Ainsi, Terega.fr,acteur des infrastructures de transport et de stockage de gaz en France revendique, son rôle d’accélérateur de la transition énergétique sur les territoires. Localement impliquée dans l’emploi, la protection de l’environnement et l’innovation notamment, l’entreprise l’affirme dès son URL en .FR. 

D’année en année, nos études confirment la confiance immuable des Français dans le .fr

Emilie Turbat, Directrice Marketing et Commerciale de l’Afnic, l’association qui, en tant qu’office d’enregistrement du .fr, opère, maintient et développe une infrastructure essentielle de l’internet

A partir d’une extension en .FR, Teréga valorise autant son inscription dans le tissu local qu’elle fait rayonner sa mission au niveau européen. Ce .FR est intrinsèquement empreint de valeurs liées à la territorialité. Il devient, notamment hors de nos frontières, gage du savoir-faire et vivre auxquels la notion de “à la française” est communément associée. Le choix du .FR devient un acte de communication militant, voire positif dès lors qu’il s’accompagne d’une communication sur les atouts solidaires et responsables du .FR. 

« 90% des bénéfices du .FR sont reversés à des projets de solidarité numérique en France et nous nous attachons à développer l’excellence sociétale de notre extension nationale », explique Emilie Turbat.
Bref, de beaux arguments RSE pour les entreprises françaises, visibles dès l’apparition de l’URL dans les moteurs de recherche et sur tous les supports et outils de communication.

Et si la marque signait tout simplement son URL ? 

Réservée plutôt aux plus grands groupes, la personnalisation de l’extension internet est le graal de la personnalisation de la présence en ligne. En devenant un territoire de marque en soi, le .MARQUE, comme disent les initiés, est l’occasion pour l’entreprise de signer l’ensemble de sa communication en ligne de manière distinctive et totalement propriétaire. 

Alors que les espaces informationnels et les fake news se multiplient, l’extension internet personnalisée devient un outil d’authentification de la prise de parole de l’entreprise. Un sceau internet sous lequel l’entreprise peut venir structurer ses prises de parole de manière limpide. La destination entre un group.bnpparibas et un mabanque.bnpparibas n’est-elle pas évidente ? La diversité des publics et surtout de leurs attentes vis-à-vis du site sont ainsi adressés dans un espace qui se personnalise et devient plus évident pour l’ensemble.
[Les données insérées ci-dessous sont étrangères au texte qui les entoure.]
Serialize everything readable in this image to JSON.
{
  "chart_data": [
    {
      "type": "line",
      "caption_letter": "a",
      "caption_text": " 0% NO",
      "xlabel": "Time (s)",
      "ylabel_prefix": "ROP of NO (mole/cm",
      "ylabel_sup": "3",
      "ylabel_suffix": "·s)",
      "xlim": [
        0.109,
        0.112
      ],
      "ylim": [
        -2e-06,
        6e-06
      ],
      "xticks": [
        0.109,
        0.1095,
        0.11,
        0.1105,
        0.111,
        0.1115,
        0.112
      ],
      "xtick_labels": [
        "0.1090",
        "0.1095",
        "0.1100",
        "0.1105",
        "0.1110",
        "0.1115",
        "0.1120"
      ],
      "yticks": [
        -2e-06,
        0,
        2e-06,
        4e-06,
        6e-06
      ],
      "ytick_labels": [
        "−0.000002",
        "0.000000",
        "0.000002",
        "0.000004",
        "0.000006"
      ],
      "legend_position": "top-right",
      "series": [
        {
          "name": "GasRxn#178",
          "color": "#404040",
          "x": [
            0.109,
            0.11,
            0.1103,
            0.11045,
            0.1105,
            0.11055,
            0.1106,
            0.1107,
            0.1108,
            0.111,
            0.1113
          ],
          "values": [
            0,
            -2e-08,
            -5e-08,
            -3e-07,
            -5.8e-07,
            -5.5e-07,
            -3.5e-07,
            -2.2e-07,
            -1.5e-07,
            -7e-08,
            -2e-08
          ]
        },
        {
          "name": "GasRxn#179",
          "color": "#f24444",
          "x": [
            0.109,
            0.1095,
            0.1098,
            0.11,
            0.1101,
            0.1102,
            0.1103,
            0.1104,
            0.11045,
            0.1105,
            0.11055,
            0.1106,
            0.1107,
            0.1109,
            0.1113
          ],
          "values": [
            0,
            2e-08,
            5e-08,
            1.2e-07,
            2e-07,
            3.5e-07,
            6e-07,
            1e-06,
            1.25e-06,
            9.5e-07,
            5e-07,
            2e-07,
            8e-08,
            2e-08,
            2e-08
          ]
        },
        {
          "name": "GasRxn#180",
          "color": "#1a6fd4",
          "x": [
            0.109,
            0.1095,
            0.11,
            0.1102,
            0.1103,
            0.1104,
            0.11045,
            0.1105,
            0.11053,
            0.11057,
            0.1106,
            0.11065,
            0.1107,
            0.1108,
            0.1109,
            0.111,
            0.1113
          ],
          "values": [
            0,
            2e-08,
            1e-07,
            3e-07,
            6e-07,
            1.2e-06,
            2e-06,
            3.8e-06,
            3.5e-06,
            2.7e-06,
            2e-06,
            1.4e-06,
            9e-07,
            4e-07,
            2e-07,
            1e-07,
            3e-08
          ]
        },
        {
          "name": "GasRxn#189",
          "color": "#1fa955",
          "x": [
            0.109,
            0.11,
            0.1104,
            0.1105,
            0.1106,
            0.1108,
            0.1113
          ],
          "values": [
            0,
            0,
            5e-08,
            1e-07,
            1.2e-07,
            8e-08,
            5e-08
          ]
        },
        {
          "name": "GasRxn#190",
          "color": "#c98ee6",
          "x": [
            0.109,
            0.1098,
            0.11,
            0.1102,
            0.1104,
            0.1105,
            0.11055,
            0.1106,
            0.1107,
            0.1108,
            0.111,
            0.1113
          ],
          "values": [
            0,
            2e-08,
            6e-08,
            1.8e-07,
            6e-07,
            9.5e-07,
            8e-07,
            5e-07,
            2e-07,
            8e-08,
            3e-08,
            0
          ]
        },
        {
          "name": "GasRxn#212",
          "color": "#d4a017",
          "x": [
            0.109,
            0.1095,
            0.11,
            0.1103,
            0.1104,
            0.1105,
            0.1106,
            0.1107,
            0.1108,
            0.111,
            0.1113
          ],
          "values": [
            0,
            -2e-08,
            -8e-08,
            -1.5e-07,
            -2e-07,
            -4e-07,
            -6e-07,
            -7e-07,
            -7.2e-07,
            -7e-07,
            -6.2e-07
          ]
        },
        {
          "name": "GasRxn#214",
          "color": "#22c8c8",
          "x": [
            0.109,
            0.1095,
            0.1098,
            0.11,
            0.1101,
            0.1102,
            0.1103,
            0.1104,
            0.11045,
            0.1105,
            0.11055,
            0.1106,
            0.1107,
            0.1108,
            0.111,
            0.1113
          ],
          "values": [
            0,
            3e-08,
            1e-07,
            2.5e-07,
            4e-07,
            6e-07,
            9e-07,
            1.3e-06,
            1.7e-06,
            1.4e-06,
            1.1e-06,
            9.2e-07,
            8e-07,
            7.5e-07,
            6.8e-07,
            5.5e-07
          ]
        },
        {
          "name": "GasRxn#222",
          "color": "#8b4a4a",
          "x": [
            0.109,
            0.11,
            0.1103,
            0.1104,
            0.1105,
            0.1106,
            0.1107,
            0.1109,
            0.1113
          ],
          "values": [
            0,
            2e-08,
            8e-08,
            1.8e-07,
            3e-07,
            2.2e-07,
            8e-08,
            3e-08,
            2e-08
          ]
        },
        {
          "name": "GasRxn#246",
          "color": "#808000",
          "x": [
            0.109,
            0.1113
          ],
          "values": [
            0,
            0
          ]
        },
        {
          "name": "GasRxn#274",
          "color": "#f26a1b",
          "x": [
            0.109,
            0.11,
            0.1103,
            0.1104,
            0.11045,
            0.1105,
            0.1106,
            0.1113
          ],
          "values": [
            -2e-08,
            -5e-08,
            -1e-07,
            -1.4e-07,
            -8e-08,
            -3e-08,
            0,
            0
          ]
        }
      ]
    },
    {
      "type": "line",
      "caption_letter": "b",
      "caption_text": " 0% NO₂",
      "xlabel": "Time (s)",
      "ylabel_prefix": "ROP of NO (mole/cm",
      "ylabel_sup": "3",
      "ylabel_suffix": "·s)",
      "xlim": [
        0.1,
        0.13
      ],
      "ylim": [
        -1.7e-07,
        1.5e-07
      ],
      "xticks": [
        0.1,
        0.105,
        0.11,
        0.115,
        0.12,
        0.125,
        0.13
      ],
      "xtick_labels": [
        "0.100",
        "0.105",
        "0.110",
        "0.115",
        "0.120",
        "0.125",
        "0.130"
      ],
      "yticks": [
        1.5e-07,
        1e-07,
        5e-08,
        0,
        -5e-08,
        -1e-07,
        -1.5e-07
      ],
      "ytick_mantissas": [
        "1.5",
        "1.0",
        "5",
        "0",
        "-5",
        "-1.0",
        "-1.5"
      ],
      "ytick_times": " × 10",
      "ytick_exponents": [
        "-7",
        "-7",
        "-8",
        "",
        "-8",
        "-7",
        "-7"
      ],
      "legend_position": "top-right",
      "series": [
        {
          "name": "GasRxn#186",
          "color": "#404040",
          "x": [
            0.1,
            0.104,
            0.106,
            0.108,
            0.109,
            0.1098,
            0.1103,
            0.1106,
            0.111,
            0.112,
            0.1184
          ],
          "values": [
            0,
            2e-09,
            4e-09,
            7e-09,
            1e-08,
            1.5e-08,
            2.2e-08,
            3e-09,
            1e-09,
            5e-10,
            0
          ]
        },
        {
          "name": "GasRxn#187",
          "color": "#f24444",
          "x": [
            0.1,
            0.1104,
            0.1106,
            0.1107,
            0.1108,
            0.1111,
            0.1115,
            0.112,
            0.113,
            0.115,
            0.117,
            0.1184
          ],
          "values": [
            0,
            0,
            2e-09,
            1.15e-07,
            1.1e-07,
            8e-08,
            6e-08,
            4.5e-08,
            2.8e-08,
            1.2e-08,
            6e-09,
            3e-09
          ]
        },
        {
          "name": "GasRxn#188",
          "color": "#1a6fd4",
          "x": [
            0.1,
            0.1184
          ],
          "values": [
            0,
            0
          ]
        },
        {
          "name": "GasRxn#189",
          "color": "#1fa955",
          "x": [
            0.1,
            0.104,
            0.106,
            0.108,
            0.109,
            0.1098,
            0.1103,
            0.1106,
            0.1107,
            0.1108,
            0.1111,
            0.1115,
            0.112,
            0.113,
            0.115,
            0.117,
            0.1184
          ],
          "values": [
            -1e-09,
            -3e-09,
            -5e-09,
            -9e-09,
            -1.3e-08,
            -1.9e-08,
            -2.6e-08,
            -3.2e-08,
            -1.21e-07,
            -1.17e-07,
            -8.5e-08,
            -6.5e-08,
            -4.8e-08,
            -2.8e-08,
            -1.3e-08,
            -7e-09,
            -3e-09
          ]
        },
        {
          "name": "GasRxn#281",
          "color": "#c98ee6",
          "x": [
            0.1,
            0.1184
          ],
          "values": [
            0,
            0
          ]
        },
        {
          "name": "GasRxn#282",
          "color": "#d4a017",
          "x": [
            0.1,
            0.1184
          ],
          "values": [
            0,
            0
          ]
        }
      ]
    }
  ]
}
En outre, l’entreprise dispose ainsi d’un signifiant fort pour dérouler de façon jusqu’au-boutiste sa mise en récit. Dès son URL, l’entreprise est en effet à même de valoriser sa mission, ses engagements, sa raison d’être, etc. Tel un http://developpementdurable.clubmed/ qui associe instantanément la marque à son engagement, renouvelée au travers d’un dispositif éditorial complet et documenté. A noter : le dispositif se décline simplement et de manière cohérente en anglais : http://sustainability.clubmed/.

Une posture de marque, encore une fois, perceptible dès le moteur de recherche pour les publics désormais élargis des sites institutionnels. 

93 % des expériences en ligne commencent
avec un moteur de recherche

source : 50 faits incontournables pour votre stratégie SEO en 2020, Semrush

Charge à l’entreprise et aux agences, d’inscrire ensuite ces différents dispositifs dans une galaxie de sites cohérents connectés. Tel un Google qui a déployé un écosystème de sites pour démontrer son implication sur différents enjeux sociétaux : https://health.google/ https://safety.google/ https://grow.google/ https://protectingchildren.google/… 

« Dix ans après les dernières candidatures, c’est le moment pour les entreprises de se préparer à pouvoir saisir l’opportunité de créations d’extensions personnalisées que l’ICANN devrait ouvrir dans un futur proche », nous confie Emilie Turbat.
Le temps suffisant pour réfléchir à de nouvelles stratégies institutionnelles et construire un nouveau récit de marque qui s’affranchit d’une certaine culture américaine dans le numérique.